Generating motion for arbitrary skeletons is a longstanding challenge in computer graphics, remaining largely unexplored due to the scarcity of diverse datasets and the irregular nature of the data. In this work, we introduce AnyTop, a diffusion model that generates motions for diverse characters with distinct motion dynamics, using only their skeletal structure as input. Our work features a transformer-based denoising network, tailored for arbitrary skeleton learning, integrating topology information into the traditional attention mechanism. Additionally, by incorporating textual joint descriptions into the latent feature representation, AnyTop learns semantic correspondences between joints across diverse skeletons. Our evaluation demonstrates that AnyTop generalizes well, even with as few as three training examples per topology, and can produce motions for unseen skeletons as well. Furthermore, our model's latent space is highly informative, enabling downstream tasks such as joint correspondence, temporal segmentation and motion editing. Our webpage, https://anytop2025.github.io/Anytop-page, includes links to videos and code.

Paper Structure

This paper contains 48 sections, 6 equations, 10 figures, 7 tables.

Figures (10)

  • Figure 1: Overview. The input to AnyTop is a noised motion $X_t$ and the skeleton $\mathcal{S}=\{\mathcal{P}_{\mathcal{S}}, \mathcal{R}_{\mathcal{S}}, \mathcal{D}_{\mathcal{S}},\mathcal{N}_{\mathcal{S}}\}$, where $\mathcal{P}_{\mathcal{S}}$ refers to the rest-pose, $\mathcal{R}_{\mathcal{S}}$ denotes joints' relations, $\mathcal{D}_{\mathcal{S}}$ defines topological distances between each pair of joints and $\mathcal{N}_{\mathcal{S}}$ denotes joint names. The Enrichment Block incorporates the skeletal features into the noised motion by concatenating the embedded $\mathcal{P}_{\mathcal{S}}$ to the sequence as an additional temporal token, and adding a T5-embedded name to each joint. The enriched motion is then passed through a stack of L Skeletal Temporal Transformer layers. We apply skeletal attention along the joint axis to capture interactions between all joints, and incorporate topology information $\mathcal{R}_{\mathcal{S}}$ and $\mathcal{D}_{\mathcal{S}}$ to attention maps. Next, we apply temporal attention along the frame axis. Finally, the output is projected back to the motion features dimension, facilitating the reconstruction of the motion sequence.
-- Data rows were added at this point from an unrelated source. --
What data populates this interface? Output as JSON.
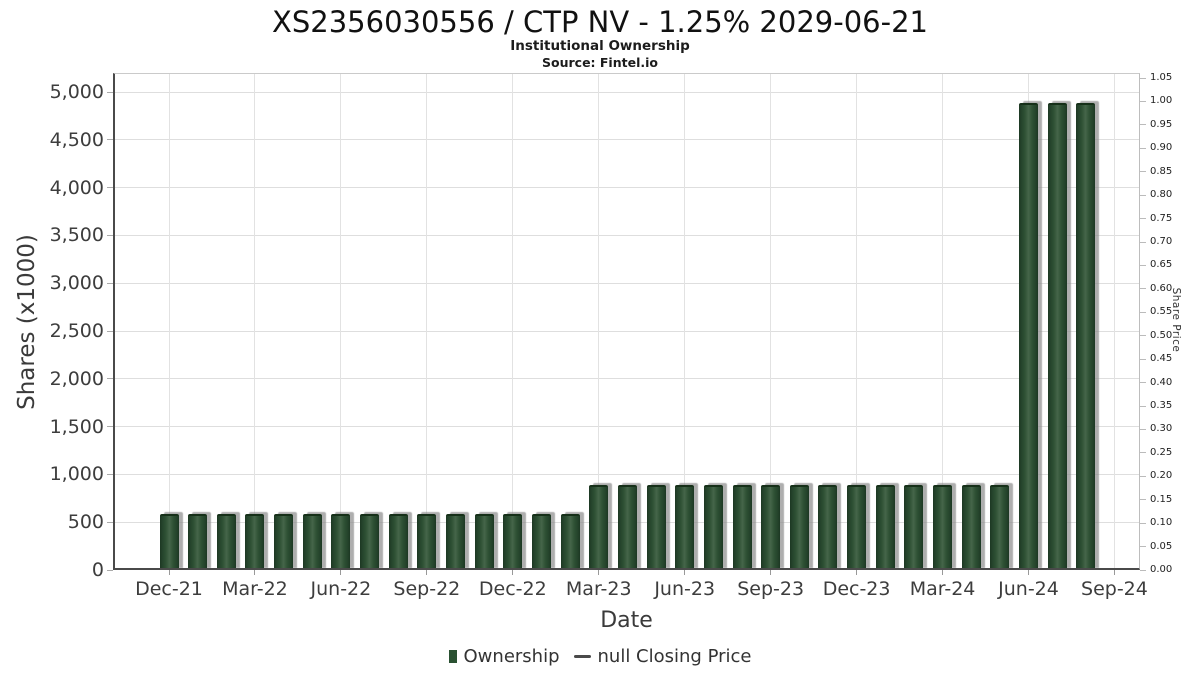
{
  "header": {
    "title": "XS2356030556 / CTP NV - 1.25% 2029-06-21",
    "subtitle": "Institutional Ownership",
    "source": "Source: Fintel.io"
  },
  "chart_data": {
    "type": "bar",
    "title": "XS2356030556 / CTP NV - 1.25% 2029-06-21",
    "subtitle": "Institutional Ownership",
    "source": "Source: Fintel.io",
    "xlabel": "Date",
    "ylabel_left": "Shares (x1000)",
    "ylabel_right": "Share Price",
    "grid": true,
    "categories": [
      "Dec-21",
      "Jan-22",
      "Feb-22",
      "Mar-22",
      "Apr-22",
      "May-22",
      "Jun-22",
      "Jul-22",
      "Aug-22",
      "Sep-22",
      "Oct-22",
      "Nov-22",
      "Dec-22",
      "Jan-23",
      "Feb-23",
      "Mar-23",
      "Apr-23",
      "May-23",
      "Jun-23",
      "Jul-23",
      "Aug-23",
      "Sep-23",
      "Oct-23",
      "Nov-23",
      "Dec-23",
      "Jan-24",
      "Feb-24",
      "Mar-24",
      "Apr-24",
      "May-24",
      "Jun-24",
      "Jul-24",
      "Aug-24"
    ],
    "series": [
      {
        "name": "Ownership",
        "values": [
          590,
          590,
          590,
          590,
          590,
          590,
          590,
          590,
          590,
          590,
          590,
          590,
          590,
          590,
          590,
          890,
          890,
          890,
          890,
          890,
          890,
          890,
          890,
          890,
          890,
          890,
          890,
          890,
          890,
          890,
          4890,
          4890,
          4890
        ]
      }
    ],
    "x_tick_labels": [
      "Dec-21",
      "Mar-22",
      "Jun-22",
      "Sep-22",
      "Dec-22",
      "Mar-23",
      "Jun-23",
      "Sep-23",
      "Dec-23",
      "Mar-24",
      "Jun-24",
      "Sep-24"
    ],
    "left_axis": {
      "title": "Shares (x1000)",
      "ylim": [
        0,
        5200
      ],
      "tick_step": 500,
      "tick_labels": [
        "0",
        "500",
        "1,000",
        "1,500",
        "2,000",
        "2,500",
        "3,000",
        "3,500",
        "4,000",
        "4,500",
        "5,000"
      ]
    },
    "right_axis": {
      "title": "Share Price",
      "ylim": [
        0,
        1.05
      ],
      "tick_step": 0.05,
      "tick_labels": [
        "0.00",
        "0.05",
        "0.10",
        "0.15",
        "0.20",
        "0.25",
        "0.30",
        "0.35",
        "0.40",
        "0.45",
        "0.50",
        "0.55",
        "0.60",
        "0.65",
        "0.70",
        "0.75",
        "0.80",
        "0.85",
        "0.90",
        "0.95",
        "1.00",
        "1.05"
      ]
    },
    "legend": {
      "position": "bottom",
      "items": [
        {
          "label": "Ownership",
          "marker": "square",
          "color": "#2a5132"
        },
        {
          "label": "null Closing Price",
          "marker": "dash",
          "color": "#4a4a4a"
        }
      ]
    },
    "bar_color": "#2b4d33",
    "colors": {
      "gridline": "#dedede",
      "axis_spine": "#4a4a4a",
      "tick_text": "#3d3d3d"
    }
  }
}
  • Figure 2: Topological Conditions. Joint relations $\mathcal{R}_{\mathcal{S}}$ (top) and graph distances $\mathcal{D}_{\mathcal{S}}$ (bottom), visualized for a specific joint marked in red. Different colors indicate different values in the row corresponding to the visualized joint in the $\mathcal{R}_{\mathcal{S}}, \mathcal{D}_{\mathcal{S}}$ matrices.
  • Figure 3: Spatial Correspondence. Monkey (top left) depicts the reference skeleton, while the fox, scorpion, and bird depict different target skeletons. Target skeleton joints are color-coded to match their corresponding joints in the reference. For better visualization, we color the bones to match their adjacent joints. Note the correspondence in limbs, spine, and tail.
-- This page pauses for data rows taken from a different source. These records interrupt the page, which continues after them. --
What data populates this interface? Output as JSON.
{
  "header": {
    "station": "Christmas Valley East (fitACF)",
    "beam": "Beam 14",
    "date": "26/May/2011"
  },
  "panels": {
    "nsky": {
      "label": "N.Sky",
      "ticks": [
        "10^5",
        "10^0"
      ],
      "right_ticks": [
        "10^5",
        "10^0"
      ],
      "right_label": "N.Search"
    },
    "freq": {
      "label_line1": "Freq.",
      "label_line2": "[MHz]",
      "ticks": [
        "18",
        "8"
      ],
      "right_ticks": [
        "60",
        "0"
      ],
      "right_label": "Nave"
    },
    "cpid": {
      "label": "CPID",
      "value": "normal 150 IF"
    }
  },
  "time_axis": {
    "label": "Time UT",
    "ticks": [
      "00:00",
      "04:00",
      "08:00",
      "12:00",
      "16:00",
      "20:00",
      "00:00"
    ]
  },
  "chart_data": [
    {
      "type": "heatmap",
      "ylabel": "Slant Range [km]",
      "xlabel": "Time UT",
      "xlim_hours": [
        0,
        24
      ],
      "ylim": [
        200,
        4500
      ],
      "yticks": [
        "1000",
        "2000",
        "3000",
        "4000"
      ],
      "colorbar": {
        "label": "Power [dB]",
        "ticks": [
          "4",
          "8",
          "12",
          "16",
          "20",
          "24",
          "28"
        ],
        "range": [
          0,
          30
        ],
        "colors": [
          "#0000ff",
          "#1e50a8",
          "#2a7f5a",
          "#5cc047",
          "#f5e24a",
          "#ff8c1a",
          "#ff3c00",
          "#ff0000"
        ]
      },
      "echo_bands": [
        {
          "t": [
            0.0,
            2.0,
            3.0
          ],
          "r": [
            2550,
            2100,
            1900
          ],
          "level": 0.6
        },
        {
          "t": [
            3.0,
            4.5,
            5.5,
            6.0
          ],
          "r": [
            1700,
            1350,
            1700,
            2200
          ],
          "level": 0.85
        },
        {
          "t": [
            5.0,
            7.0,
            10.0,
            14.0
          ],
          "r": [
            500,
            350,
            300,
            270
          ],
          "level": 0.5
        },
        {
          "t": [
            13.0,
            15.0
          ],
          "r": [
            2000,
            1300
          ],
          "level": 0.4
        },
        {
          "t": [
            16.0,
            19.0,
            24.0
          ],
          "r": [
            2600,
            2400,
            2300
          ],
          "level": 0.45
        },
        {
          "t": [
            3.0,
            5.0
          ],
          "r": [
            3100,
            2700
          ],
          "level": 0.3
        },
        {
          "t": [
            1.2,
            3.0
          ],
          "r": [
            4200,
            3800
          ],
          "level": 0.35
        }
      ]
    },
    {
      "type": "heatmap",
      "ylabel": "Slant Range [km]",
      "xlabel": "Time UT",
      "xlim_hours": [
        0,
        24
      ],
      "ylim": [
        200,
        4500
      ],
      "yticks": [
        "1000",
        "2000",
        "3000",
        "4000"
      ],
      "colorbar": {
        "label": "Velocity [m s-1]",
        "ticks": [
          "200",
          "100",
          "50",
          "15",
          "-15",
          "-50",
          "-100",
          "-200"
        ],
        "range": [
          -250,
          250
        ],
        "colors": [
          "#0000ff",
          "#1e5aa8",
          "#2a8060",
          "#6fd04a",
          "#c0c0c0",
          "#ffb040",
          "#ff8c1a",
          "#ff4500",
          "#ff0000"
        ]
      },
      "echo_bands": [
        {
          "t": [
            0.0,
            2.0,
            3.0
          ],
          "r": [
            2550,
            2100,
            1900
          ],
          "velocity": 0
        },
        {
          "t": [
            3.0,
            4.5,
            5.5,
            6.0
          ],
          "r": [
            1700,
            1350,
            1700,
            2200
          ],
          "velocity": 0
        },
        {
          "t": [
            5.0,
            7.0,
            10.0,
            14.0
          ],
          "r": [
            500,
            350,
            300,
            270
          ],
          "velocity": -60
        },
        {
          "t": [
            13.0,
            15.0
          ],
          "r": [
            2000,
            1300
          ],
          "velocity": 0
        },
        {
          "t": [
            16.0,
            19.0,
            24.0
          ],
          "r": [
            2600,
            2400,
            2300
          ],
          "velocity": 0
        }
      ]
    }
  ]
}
  • Figure 4: Temporal Correspondence. Monkey (top row) features the reference motion, while the Crab and Lynx represent two target motions. The frames of the targets are color-coded to align with their corresponding reference frames. Note the correspondence: aggressive motion segments are pink, idle frames blue, and transitional frames green.
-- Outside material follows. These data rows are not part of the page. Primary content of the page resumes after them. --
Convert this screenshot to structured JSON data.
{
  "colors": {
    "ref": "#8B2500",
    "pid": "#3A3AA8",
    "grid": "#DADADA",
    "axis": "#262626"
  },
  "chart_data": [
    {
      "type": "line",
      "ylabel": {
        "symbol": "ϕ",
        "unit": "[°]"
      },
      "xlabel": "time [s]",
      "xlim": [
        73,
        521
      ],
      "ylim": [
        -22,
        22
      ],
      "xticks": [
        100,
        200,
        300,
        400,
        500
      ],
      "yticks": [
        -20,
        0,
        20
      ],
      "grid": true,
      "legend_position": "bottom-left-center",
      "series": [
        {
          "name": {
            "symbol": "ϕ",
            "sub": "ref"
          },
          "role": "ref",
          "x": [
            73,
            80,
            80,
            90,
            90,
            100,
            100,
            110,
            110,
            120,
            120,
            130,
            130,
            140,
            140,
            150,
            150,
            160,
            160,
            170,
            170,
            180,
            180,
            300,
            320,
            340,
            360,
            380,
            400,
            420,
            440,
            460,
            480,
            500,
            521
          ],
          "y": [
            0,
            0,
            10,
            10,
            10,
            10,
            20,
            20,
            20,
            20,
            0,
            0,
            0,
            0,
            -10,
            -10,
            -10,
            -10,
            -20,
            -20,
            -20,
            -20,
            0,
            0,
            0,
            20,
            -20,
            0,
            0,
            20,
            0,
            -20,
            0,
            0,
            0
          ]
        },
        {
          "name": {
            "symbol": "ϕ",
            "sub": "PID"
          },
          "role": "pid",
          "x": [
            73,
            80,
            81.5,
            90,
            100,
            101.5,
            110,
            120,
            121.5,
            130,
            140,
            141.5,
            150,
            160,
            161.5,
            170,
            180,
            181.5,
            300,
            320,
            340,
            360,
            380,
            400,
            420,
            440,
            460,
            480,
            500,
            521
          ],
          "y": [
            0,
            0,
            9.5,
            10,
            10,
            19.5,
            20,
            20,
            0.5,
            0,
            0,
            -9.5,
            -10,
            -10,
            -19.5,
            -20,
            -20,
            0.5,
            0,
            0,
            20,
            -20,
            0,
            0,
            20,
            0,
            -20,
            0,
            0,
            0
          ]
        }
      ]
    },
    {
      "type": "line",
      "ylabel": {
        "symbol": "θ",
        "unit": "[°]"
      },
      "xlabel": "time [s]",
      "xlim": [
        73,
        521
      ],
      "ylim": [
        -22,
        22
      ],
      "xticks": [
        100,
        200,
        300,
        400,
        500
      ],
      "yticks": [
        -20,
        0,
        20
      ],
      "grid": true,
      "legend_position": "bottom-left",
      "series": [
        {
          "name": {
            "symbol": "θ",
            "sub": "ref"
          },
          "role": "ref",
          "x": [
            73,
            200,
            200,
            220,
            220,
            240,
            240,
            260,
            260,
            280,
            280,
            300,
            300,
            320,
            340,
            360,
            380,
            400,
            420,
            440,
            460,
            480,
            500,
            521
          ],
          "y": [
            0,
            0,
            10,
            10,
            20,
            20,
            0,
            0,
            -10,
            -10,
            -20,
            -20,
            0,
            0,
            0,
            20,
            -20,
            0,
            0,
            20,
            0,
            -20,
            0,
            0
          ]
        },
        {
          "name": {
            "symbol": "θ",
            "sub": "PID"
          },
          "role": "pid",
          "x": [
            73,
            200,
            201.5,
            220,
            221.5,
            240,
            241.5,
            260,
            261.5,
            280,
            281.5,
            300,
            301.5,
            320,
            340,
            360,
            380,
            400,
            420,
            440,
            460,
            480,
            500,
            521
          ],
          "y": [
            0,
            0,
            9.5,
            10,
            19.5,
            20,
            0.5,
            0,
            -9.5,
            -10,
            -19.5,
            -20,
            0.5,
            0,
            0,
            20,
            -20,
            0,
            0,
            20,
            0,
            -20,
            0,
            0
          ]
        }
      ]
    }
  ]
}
  • Figure 5: In-skeleton Generalization. The top row depicts two ground truth chicken motions: pecking (left) and walking (right). The bottom row presents synthesized motions of an adapted SinMDM (left) and AnyTop (right). The emphasized frames in AnyTop demonstrate spatial composition of walking and pecking, introducing novel poses not present in the ground truth. SinMDM embeds entire poses, hence cannot spatially-compose joints.